North, but still south... the fijords of Fuegia

North, but still south... the fijords of Fuegia
North, but still south... the fijords of Fuegia

Monday, July 6, 2015

Bacabureachi, Mexico

This is the second trip for the Amigos de Korima group, headed to the foothills of the Mexican Sierra Madre south of Ciudad Chihuahua.  We are helping out a boarding school for children of the indigenous Tarahumara.   Built by the federal government in the 1960s, the school has been largely forgotten and has no maintenance budget.  The kids were sleeping many to a mattress on the concrete floors of their dorm rooms, often in heaps to avoid the numerous leaks in the roofs, with head lice a chronic problem... but after our first two visits the dorms have new roofs, they've got good shampoo and lice combs, and now there are bunk beds... it's a pretty awesome transformation.  Many more things are on the wish list to help improve the conditions (like a hygienic cafeteria, improved nutrition, and heating for both dorms and classrooms) but certainly the kids are better able to learn now that their basic needs are more fully met.

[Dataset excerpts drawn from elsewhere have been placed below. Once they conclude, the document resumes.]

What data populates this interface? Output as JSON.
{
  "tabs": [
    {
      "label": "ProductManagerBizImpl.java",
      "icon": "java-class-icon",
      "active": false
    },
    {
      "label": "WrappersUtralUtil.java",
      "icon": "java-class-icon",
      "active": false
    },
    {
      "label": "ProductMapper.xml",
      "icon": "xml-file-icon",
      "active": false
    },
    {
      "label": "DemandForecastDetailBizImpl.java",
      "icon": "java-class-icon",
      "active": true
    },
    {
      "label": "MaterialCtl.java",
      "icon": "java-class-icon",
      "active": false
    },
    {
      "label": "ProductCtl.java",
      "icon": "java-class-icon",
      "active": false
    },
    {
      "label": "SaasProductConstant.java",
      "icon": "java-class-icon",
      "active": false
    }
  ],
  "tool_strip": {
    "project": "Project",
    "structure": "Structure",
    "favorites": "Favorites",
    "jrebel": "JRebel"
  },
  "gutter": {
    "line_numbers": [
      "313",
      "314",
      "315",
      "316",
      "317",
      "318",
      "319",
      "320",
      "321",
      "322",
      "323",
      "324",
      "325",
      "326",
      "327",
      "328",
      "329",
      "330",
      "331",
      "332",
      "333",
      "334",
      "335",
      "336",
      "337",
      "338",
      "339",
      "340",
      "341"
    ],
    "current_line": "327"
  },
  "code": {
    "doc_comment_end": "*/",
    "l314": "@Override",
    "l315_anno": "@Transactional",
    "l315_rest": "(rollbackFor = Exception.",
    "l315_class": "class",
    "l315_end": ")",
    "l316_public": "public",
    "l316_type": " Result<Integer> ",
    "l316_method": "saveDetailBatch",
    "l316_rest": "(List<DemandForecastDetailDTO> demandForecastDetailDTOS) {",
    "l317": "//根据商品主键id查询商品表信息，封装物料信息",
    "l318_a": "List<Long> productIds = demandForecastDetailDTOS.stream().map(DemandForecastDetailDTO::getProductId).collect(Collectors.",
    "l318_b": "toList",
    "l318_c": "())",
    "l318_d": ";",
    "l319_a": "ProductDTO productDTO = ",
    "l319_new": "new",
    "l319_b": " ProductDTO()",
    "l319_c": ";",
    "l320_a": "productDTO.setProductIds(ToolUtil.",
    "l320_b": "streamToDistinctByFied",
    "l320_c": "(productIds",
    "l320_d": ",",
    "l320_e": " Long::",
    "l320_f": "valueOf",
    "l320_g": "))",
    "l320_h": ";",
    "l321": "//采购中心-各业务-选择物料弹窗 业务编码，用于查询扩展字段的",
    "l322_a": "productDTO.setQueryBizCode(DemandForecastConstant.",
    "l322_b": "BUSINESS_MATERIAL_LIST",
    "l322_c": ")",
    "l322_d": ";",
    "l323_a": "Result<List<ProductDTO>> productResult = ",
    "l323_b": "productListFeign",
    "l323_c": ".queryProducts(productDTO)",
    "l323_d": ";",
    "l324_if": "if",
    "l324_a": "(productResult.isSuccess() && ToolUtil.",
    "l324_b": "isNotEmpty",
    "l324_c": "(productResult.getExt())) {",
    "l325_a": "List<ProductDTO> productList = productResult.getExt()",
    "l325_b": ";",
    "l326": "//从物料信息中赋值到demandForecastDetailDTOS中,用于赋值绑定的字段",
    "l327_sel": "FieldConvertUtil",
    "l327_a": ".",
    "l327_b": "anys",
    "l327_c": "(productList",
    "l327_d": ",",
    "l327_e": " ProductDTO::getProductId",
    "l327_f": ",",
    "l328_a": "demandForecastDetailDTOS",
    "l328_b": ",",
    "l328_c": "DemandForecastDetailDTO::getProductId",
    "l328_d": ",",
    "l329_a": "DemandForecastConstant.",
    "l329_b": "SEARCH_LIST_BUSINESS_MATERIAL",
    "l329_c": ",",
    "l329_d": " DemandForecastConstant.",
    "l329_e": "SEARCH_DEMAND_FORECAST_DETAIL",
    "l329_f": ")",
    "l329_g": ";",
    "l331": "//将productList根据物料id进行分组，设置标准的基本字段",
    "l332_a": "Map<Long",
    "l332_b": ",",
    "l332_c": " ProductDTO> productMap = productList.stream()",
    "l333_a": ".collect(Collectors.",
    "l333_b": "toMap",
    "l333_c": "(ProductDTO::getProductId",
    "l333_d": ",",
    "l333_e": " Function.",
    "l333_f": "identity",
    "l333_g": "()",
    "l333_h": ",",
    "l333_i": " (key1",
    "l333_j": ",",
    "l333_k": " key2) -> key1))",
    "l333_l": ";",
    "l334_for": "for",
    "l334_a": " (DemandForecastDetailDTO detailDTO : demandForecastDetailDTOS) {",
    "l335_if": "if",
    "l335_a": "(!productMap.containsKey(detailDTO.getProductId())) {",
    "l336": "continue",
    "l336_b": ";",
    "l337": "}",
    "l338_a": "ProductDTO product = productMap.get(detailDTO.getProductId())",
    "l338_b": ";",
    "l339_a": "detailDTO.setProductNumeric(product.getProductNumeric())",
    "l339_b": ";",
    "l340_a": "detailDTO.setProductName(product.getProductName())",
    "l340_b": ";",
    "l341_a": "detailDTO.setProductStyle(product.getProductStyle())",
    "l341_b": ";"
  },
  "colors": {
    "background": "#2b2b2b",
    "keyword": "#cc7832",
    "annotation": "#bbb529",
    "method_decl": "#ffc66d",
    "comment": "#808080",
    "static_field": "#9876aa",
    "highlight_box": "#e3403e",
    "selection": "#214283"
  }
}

Beyond the physical work, it's awesome for us to be able to visit and glimpse a bit of this rural part of Mexico and the different culture that exists there.  Everyone is super friendly, welcoming, and generous.  It feels like a privilege to get to go and do this work.  Especially because we get to stay in cabanas near some thermal pools which is an area tourist attraction.  Here are some photos of our visit this year.

The countryside on the way



And below, the village of Bacabureachi in the far distance, the school in the middle ground, and the cabanas and thermal pools obscured by the trees at the bottom right



Amazing river canyon up from where we stay at the cabanas/warm pools




Native corn that will be milled (well, only the yellow ones, they were in a different bag... blue is for other things)as part of a community/school project to make Pinole... The local superfood... Corn toasted milled then fine ground by hand into a sort of crunchy flour... Added to water to make a sort of porridge that keeps you/them going and going on their infamous runs...



And a few of the school and kids themselves.  We were there just in time for the start of the rainy season...









Kids let loose with iPod...



And goodbyes

Pretty fun.  Check out our website for lots more photos and information:

www.amigosdekorima.org

Korima is a Tarahumara concept that is about giving/sharing without any strings attached. That's what this is all about for us.  The project is ongoing, we will become a US/Mexican non-profit soon and we're getting press coverage in Mexico that may well encourage charitable groups to donate as well as embarrass some governmental agencies to pick up their slack.

A couple of bonuses for me... I collected some plants too (of course!)





There was some tourist time too, on our way down a couple of us spent time in and around the town of Carichic, with its church dating from the late 1600s that has massive pillars made of trunks of pine trees... one tree per pillar... don't see 'em like that in the forests anymore...


And web also made a visit to a ranch/property (owned by a friend of our group leader Pilar) up in the "big tree" forest as I think of it... Huge pines and oaks, pretty awesome.




And then after our time at Bacabureachi a few of us went on to check out some other parts of the area, a little closer to the Copper Canyon area proper, higher up in the mountains with more big oaks and pine trees, true big forest instead of the oak-pinyon pine grass-woodlands we had been in at Bacabureachi.

We went through Creel to a small village called Cus├írare, where there was a church dating from the 1800s as the etched bronze bell attests 





but rehabbed in the 1970s... stunning interior design.  




Hand carved/hatcheted/shaped roof beams.  




We (no, I wasn't the only one!) bought several examples of the local crafts including baskets woven from sotol, yucca, and pine needles.



I love the pine needle ones... They smell like the forest!  Also some pottery (resting inside miniature panniers for mule packing).  Neat designs.


Then we retired to a hotel, previously known to the insiders of our group... hidden away off the road... an absolute dream and totally incongruous with the subsistence nature of the surrounding area.









Here we are relaxing by the fire our first night.


The guy who built the place fell in love with the region and its people, the Tarahumara. He's a gringo but moved down there and lived with his family in a cave just as the Tarahumara did.  At this hotel he has several families living on the property care taking the hotel, in that way he is helping the locals gain an income via the tourism, though the visitation has been slim for many years owing to increased instability from drug violence.  It seems to be better now with different political policies and they're hoping they will see more tourists in the future.  Stunning place.  Great walks too, an awesome river canyon to a waterfall 


and a walk to some caves with petroglyphs...



And that's the end if my photos!  We drove back the next day, stayed in the sweet town of Santa Isabel but got in late so no pics.  A lovely spot to go back to though, out in the grassy plains before dropping back into the Chihuahuan desert basin proper.

Great trip, super successful on all counts.  Hope to return in the fall/winter for the next round of projects, maybe a new kitchen, roofs for the remaining undone buildings and who knows what else.

Hope you enjoyed this wee visit south of the border!